For three weeks in late February-early March 2003, as Baghdad strove to stave off the inevitable invasion that not one Baghdadi believed was coming, the sprawling, congested Iraqi capital that throbbed along the Tigris was home. Teeming with war correspondents who could smell the impending conflict, every conversation with an Iraqi centred around a dogged refusal to believe the Americans would dare bomb their beloved city. Or for that matter, their country.

There were no WMDs, they would aver. You've been to Al Taji, to the test sites outside the city. No missiles. Ergo, there would be no war. This must have been what it was like to be in Berlin before the blitz, I would think as I sat in traffic on the city's main 14th July Bridge. It was a city in ferment, caught in a fever of anticipation in the last days of the Saddam regime; yet, in complete denial.

Fully stocked groceries

The giveaway were the tiny grocery stores, so reminiscent of Dubai, that were fully stocked. If the invasion did come, when did I think it would happen, the Indian nun at Mother Teresa's Missionaries of Charity hospice asked, down a side street from the famed Tahrir square where Saddam's statue once stood.
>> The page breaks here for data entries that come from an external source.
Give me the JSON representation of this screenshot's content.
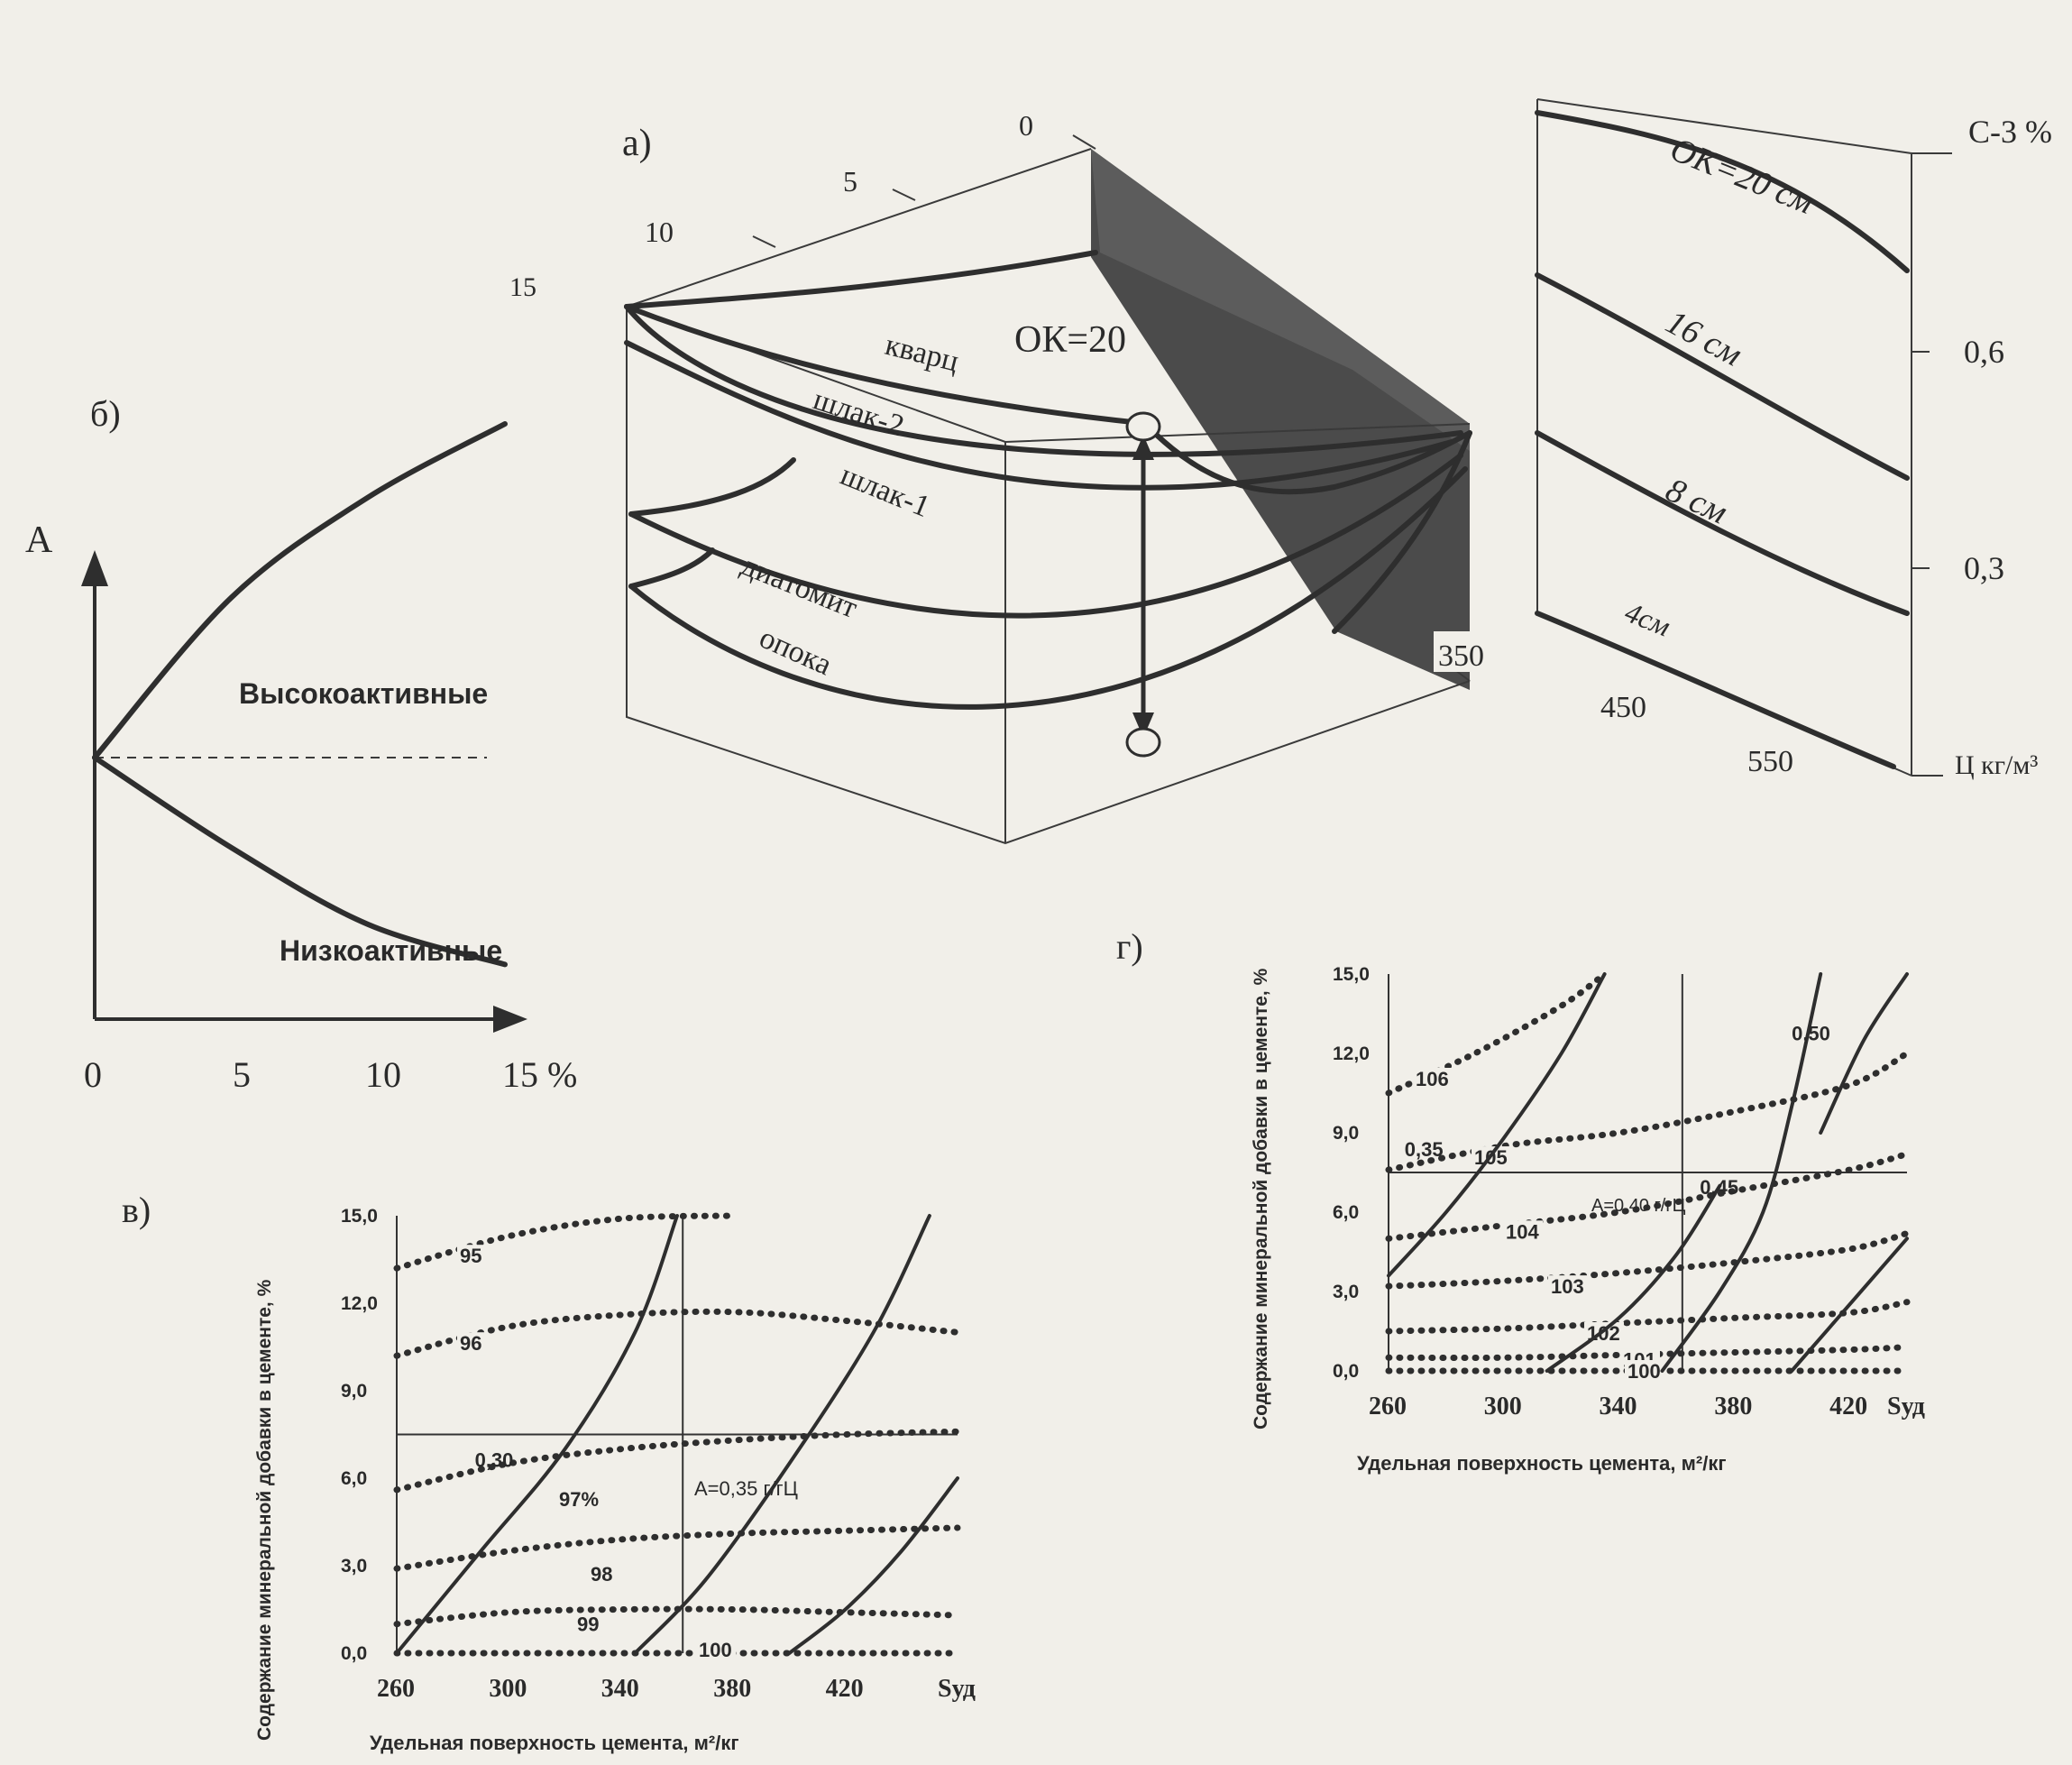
{
  "panel_labels": {
    "a": "а)",
    "b": "б)",
    "v": "в)",
    "g": "г)"
  },
  "chart_data": [
    {
      "id": "a",
      "type": "line",
      "title": "",
      "depth_ticks": [
        "0",
        "5",
        "10",
        "15"
      ],
      "front_ticks": [
        "350",
        "450",
        "550"
      ],
      "annotation": "ОК=20",
      "series": [
        {
          "name": "кварц"
        },
        {
          "name": "шлак-2"
        },
        {
          "name": "шлак-1"
        },
        {
          "name": "диатомит"
        },
        {
          "name": "опока"
        }
      ]
    },
    {
      "id": "a-side",
      "type": "line",
      "ylabel": "С-3 %",
      "y_ticks": [
        "0,6",
        "0,3"
      ],
      "xlabel": "Ц кг/м³",
      "series": [
        {
          "name": "ОК=20 см"
        },
        {
          "name": "16 см"
        },
        {
          "name": "8 см"
        },
        {
          "name": "4см"
        }
      ]
    },
    {
      "id": "b",
      "type": "line",
      "ylabel": "А",
      "x_ticks": [
        "0",
        "5",
        "10",
        "15 %"
      ],
      "xlim": [
        0,
        15
      ],
      "labels": {
        "high": "Высокоактивные",
        "low": "Низкоактивные"
      },
      "series": [
        {
          "name": "Высокоактивные",
          "x": [
            0,
            5,
            10,
            15
          ],
          "y": [
            0,
            0.48,
            0.78,
            1.0
          ]
        },
        {
          "name": "Низкоактивные",
          "x": [
            0,
            5,
            10,
            15
          ],
          "y": [
            0,
            -0.27,
            -0.5,
            -0.62
          ]
        }
      ]
    },
    {
      "id": "v",
      "type": "line",
      "xlabel": "Удельная поверхность цемента, м²/кг",
      "ylabel": "Содержание минеральной добавки в цементе, %",
      "x_ticks": [
        "260",
        "300",
        "340",
        "380",
        "420",
        "Sуд"
      ],
      "y_ticks": [
        "0,0",
        "3,0",
        "6,0",
        "9,0",
        "12,0",
        "15,0"
      ],
      "xlim": [
        260,
        460
      ],
      "ylim": [
        0,
        15
      ],
      "strength_label": "А=0,35 г/гЦ",
      "strength_isolines": [
        {
          "label": "95",
          "x": [
            260,
            300,
            340,
            380
          ],
          "y": [
            13.2,
            14.3,
            14.9,
            15.0
          ]
        },
        {
          "label": "96",
          "x": [
            260,
            300,
            340,
            380,
            420,
            460
          ],
          "y": [
            10.2,
            11.2,
            11.6,
            11.7,
            11.4,
            11.0
          ]
        },
        {
          "label": "97%",
          "x": [
            260,
            300,
            340,
            380,
            420,
            460
          ],
          "y": [
            5.6,
            6.5,
            7.0,
            7.3,
            7.5,
            7.6
          ]
        },
        {
          "label": "98",
          "x": [
            260,
            300,
            340,
            380,
            420,
            460
          ],
          "y": [
            2.9,
            3.5,
            3.9,
            4.1,
            4.2,
            4.3
          ]
        },
        {
          "label": "99",
          "x": [
            260,
            300,
            340,
            380,
            420,
            460
          ],
          "y": [
            1.0,
            1.4,
            1.5,
            1.5,
            1.4,
            1.3
          ]
        },
        {
          "label": "100",
          "x": [
            260,
            300,
            340,
            380,
            420,
            460
          ],
          "y": [
            0.0,
            0.0,
            0.0,
            0.0,
            0.0,
            0.0
          ]
        }
      ],
      "wc_isolines": [
        {
          "label": "0,30",
          "x": [
            260,
            290,
            320,
            345,
            360
          ],
          "y": [
            0.0,
            3.5,
            7.0,
            11.0,
            15.0
          ]
        },
        {
          "label": "",
          "x": [
            345,
            370,
            400,
            430,
            450
          ],
          "y": [
            0.0,
            2.5,
            6.5,
            11.0,
            15.0
          ]
        },
        {
          "label": "",
          "x": [
            400,
            420,
            440,
            460
          ],
          "y": [
            0.0,
            1.5,
            3.5,
            6.0
          ]
        }
      ]
    },
    {
      "id": "g",
      "type": "line",
      "xlabel": "Удельная поверхность цемента, м²/кг",
      "ylabel": "Содержание минеральной добавки в цементе, %",
      "x_ticks": [
        "260",
        "300",
        "340",
        "380",
        "420",
        "Sуд"
      ],
      "y_ticks": [
        "0,0",
        "3,0",
        "6,0",
        "9,0",
        "12,0",
        "15,0"
      ],
      "xlim": [
        260,
        440
      ],
      "ylim": [
        0,
        15
      ],
      "strength_label": "А=0,40 г/гЦ",
      "strength_isolines": [
        {
          "label": "106",
          "x": [
            260,
            290,
            320,
            335
          ],
          "y": [
            10.5,
            12.0,
            13.8,
            15.0
          ]
        },
        {
          "label": "105",
          "x": [
            260,
            300,
            340,
            380,
            420,
            440
          ],
          "y": [
            7.6,
            8.5,
            9.0,
            9.8,
            10.8,
            12.0
          ]
        },
        {
          "label": "104",
          "x": [
            260,
            300,
            340,
            380,
            420,
            440
          ],
          "y": [
            5.0,
            5.5,
            6.0,
            6.8,
            7.6,
            8.2
          ]
        },
        {
          "label": "103",
          "x": [
            260,
            300,
            340,
            380,
            420,
            440
          ],
          "y": [
            3.2,
            3.4,
            3.7,
            4.1,
            4.6,
            5.2
          ]
        },
        {
          "label": "102",
          "x": [
            260,
            300,
            340,
            380,
            420,
            440
          ],
          "y": [
            1.5,
            1.6,
            1.8,
            2.0,
            2.2,
            2.6
          ]
        },
        {
          "label": "101",
          "x": [
            260,
            300,
            340,
            380,
            420,
            440
          ],
          "y": [
            0.5,
            0.5,
            0.6,
            0.7,
            0.8,
            0.9
          ]
        },
        {
          "label": "100",
          "x": [
            260,
            300,
            340,
            380,
            420,
            440
          ],
          "y": [
            0.0,
            0.0,
            0.0,
            0.0,
            0.0,
            0.0
          ]
        }
      ],
      "wc_isolines": [
        {
          "label": "0,35",
          "x": [
            260,
            280,
            300,
            320,
            335
          ],
          "y": [
            3.6,
            6.0,
            8.8,
            12.0,
            15.0
          ]
        },
        {
          "label": "",
          "x": [
            315,
            340,
            360,
            375
          ],
          "y": [
            0.0,
            2.0,
            4.4,
            7.0
          ]
        },
        {
          "label": "0,45",
          "x": [
            355,
            375,
            390,
            400,
            410
          ],
          "y": [
            0.0,
            3.0,
            6.0,
            10.0,
            15.0
          ]
        },
        {
          "label": "",
          "x": [
            400,
            420,
            440
          ],
          "y": [
            0.0,
            2.5,
            5.0
          ]
        },
        {
          "label": "0,50",
          "x": [
            410,
            425,
            440
          ],
          "y": [
            9.0,
            12.5,
            15.0
          ]
        }
      ]
    }
  ]
}
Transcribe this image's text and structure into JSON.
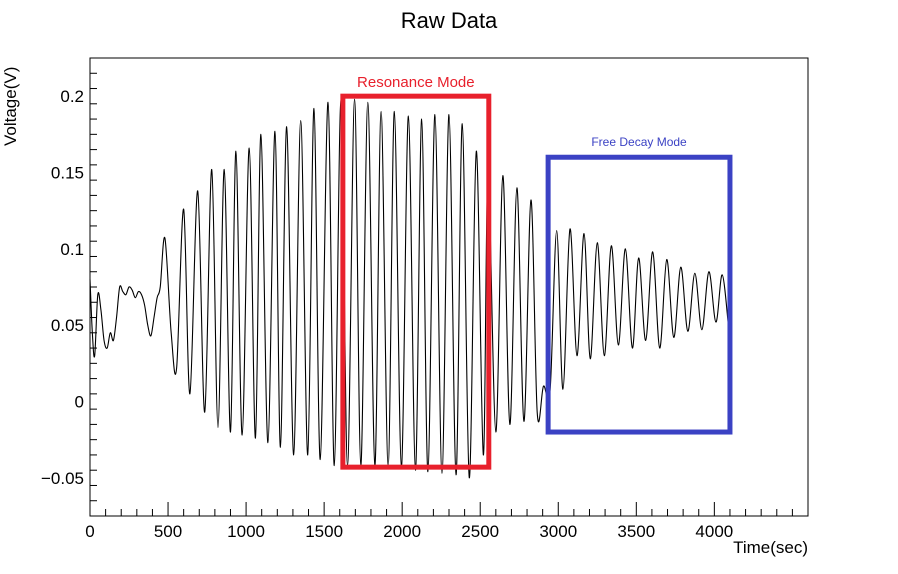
{
  "chart_data": {
    "type": "line",
    "title": "Raw Data",
    "xlabel": "Time(sec)",
    "ylabel": "Voltage(V)",
    "xlim": [
      0,
      4600
    ],
    "ylim": [
      -0.075,
      0.225
    ],
    "x_ticks": [
      0,
      500,
      1000,
      1500,
      2000,
      2500,
      3000,
      3500,
      4000
    ],
    "x_tick_labels": [
      "0",
      "500",
      "1000",
      "1500",
      "2000",
      "2500",
      "3000",
      "3500",
      "4000"
    ],
    "y_ticks": [
      -0.05,
      0,
      0.05,
      0.1,
      0.15,
      0.2
    ],
    "y_tick_labels": [
      "−0.05",
      "0",
      "0.05",
      "0.1",
      "0.15",
      "0.2"
    ],
    "grid": false,
    "legend": "none",
    "series": [
      {
        "color": "#000000",
        "x": [
          0,
          15,
          30,
          50,
          70,
          90,
          110,
          130,
          150,
          170,
          190,
          210,
          230,
          250,
          270,
          290,
          310,
          330,
          350,
          370,
          390,
          410,
          430,
          450,
          480,
          520,
          555,
          600,
          640,
          690,
          735,
          780,
          820,
          860,
          900,
          935,
          975,
          1020,
          1060,
          1095,
          1140,
          1185,
          1220,
          1260,
          1305,
          1350,
          1395,
          1435,
          1475,
          1525,
          1565,
          1608,
          1650,
          1695,
          1735,
          1780,
          1825,
          1865,
          1910,
          1950,
          1995,
          2040,
          2085,
          2125,
          2165,
          2210,
          2255,
          2300,
          2345,
          2385,
          2430,
          2475,
          2520,
          2550,
          2600,
          2645,
          2690,
          2735,
          2780,
          2825,
          2865,
          2905,
          2948,
          2990,
          3030,
          3075,
          3120,
          3165,
          3205,
          3250,
          3295,
          3340,
          3385,
          3430,
          3475,
          3515,
          3560,
          3605,
          3650,
          3695,
          3740,
          3785,
          3830,
          3875,
          3920,
          3965,
          4010,
          4050,
          4090
        ],
        "values": [
          0.08,
          0.045,
          0.03,
          0.07,
          0.06,
          0.04,
          0.035,
          0.045,
          0.04,
          0.055,
          0.075,
          0.072,
          0.07,
          0.075,
          0.073,
          0.068,
          0.072,
          0.07,
          0.063,
          0.05,
          0.043,
          0.055,
          0.068,
          0.075,
          0.107,
          0.045,
          0.022,
          0.126,
          0.005,
          0.138,
          -0.007,
          0.152,
          -0.017,
          0.152,
          -0.02,
          0.164,
          -0.022,
          0.166,
          -0.024,
          0.175,
          -0.027,
          0.177,
          -0.03,
          0.18,
          -0.035,
          0.184,
          -0.035,
          0.192,
          -0.038,
          0.196,
          -0.042,
          0.198,
          -0.042,
          0.198,
          -0.042,
          0.196,
          -0.042,
          0.19,
          -0.042,
          0.19,
          -0.043,
          0.187,
          -0.045,
          0.185,
          -0.046,
          0.188,
          -0.047,
          0.188,
          -0.048,
          0.182,
          -0.05,
          0.164,
          -0.035,
          0.15,
          -0.02,
          0.148,
          -0.015,
          0.14,
          -0.013,
          0.132,
          -0.007,
          0.01,
          0.008,
          0.112,
          0.008,
          0.113,
          0.03,
          0.11,
          0.028,
          0.104,
          0.03,
          0.102,
          0.037,
          0.1,
          0.035,
          0.094,
          0.04,
          0.098,
          0.035,
          0.093,
          0.042,
          0.088,
          0.046,
          0.084,
          0.047,
          0.085,
          0.052,
          0.083,
          0.05
        ]
      }
    ],
    "annotations": [
      {
        "text": "Resonance Mode",
        "color": "#e8202c",
        "box_x": [
          1620,
          2555
        ],
        "box_y": [
          -0.043,
          0.2
        ]
      },
      {
        "text": "Free Decay Mode",
        "color": "#3b42c4",
        "box_x": [
          2935,
          4100
        ],
        "box_y": [
          -0.02,
          0.16
        ]
      }
    ]
  }
}
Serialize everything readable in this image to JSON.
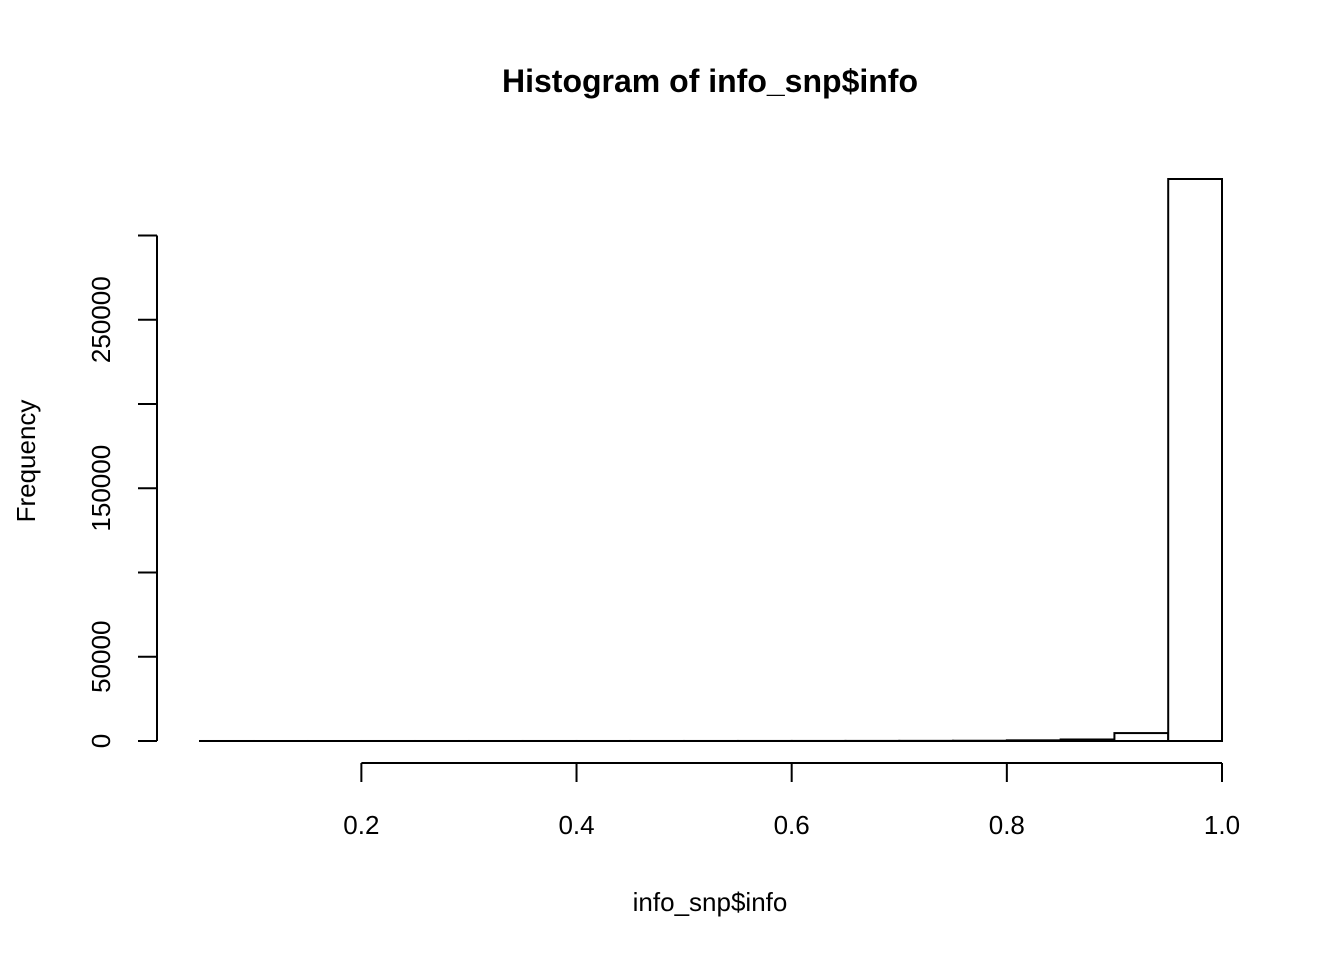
{
  "chart_data": {
    "type": "bar",
    "title": "Histogram of info_snp$info",
    "xlabel": "info_snp$info",
    "ylabel": "Frequency",
    "bin_edges": [
      0.05,
      0.1,
      0.15,
      0.2,
      0.25,
      0.3,
      0.35,
      0.4,
      0.45,
      0.5,
      0.55,
      0.6,
      0.65,
      0.7,
      0.75,
      0.8,
      0.85,
      0.9,
      0.95,
      1.0
    ],
    "counts": [
      4,
      2,
      3,
      5,
      6,
      8,
      10,
      12,
      15,
      20,
      28,
      40,
      60,
      95,
      160,
      400,
      900,
      4700,
      333500
    ],
    "x_ticks": [
      0.2,
      0.4,
      0.6,
      0.8,
      1.0
    ],
    "x_tick_labels": [
      "0.2",
      "0.4",
      "0.6",
      "0.8",
      "1.0"
    ],
    "y_ticks": [
      0,
      50000,
      100000,
      150000,
      200000,
      250000,
      300000
    ],
    "y_tick_labels": [
      "0",
      "50000",
      "",
      "150000",
      "",
      "250000",
      ""
    ],
    "xlim": [
      0.05,
      1.0
    ],
    "ylim": [
      0,
      333500
    ],
    "grid": false,
    "bar_fill": "#ffffff",
    "bar_stroke": "#000000"
  }
}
Her urgent tone was in marked contrast to the bravado of the ordinary Iraqi. Every man jack of them would be ready and waiting, armed and dangerous, said my government issue minder.

In Baghdad's waterfront cafes along the Tigris where families flocked to savour grilled masghoof, at the university where the city's sharpest intellects dissected the IAEA's every statement, in Shiite-dominated Saddam city, safe to walk even after midnight, they shrugged off the war that hung over the city like a pall.

When the first bombs fell and I watched - from the safety of Dubai - as millions did on television, the building across from the Al Rashid hotel where I had stayed only days before, went up in flames. I dialed all the friends I had made in that incredible city and sent frantic emails to the rest. Silence. Framed against the waterfront offices of Al Arabiya, hit in that first wave of bombing was the television anchor Shaker Al Tai, the man who took me under his wing while I was in his city. Unfazed, he, like his stoic brethren was doing what he does best, his job.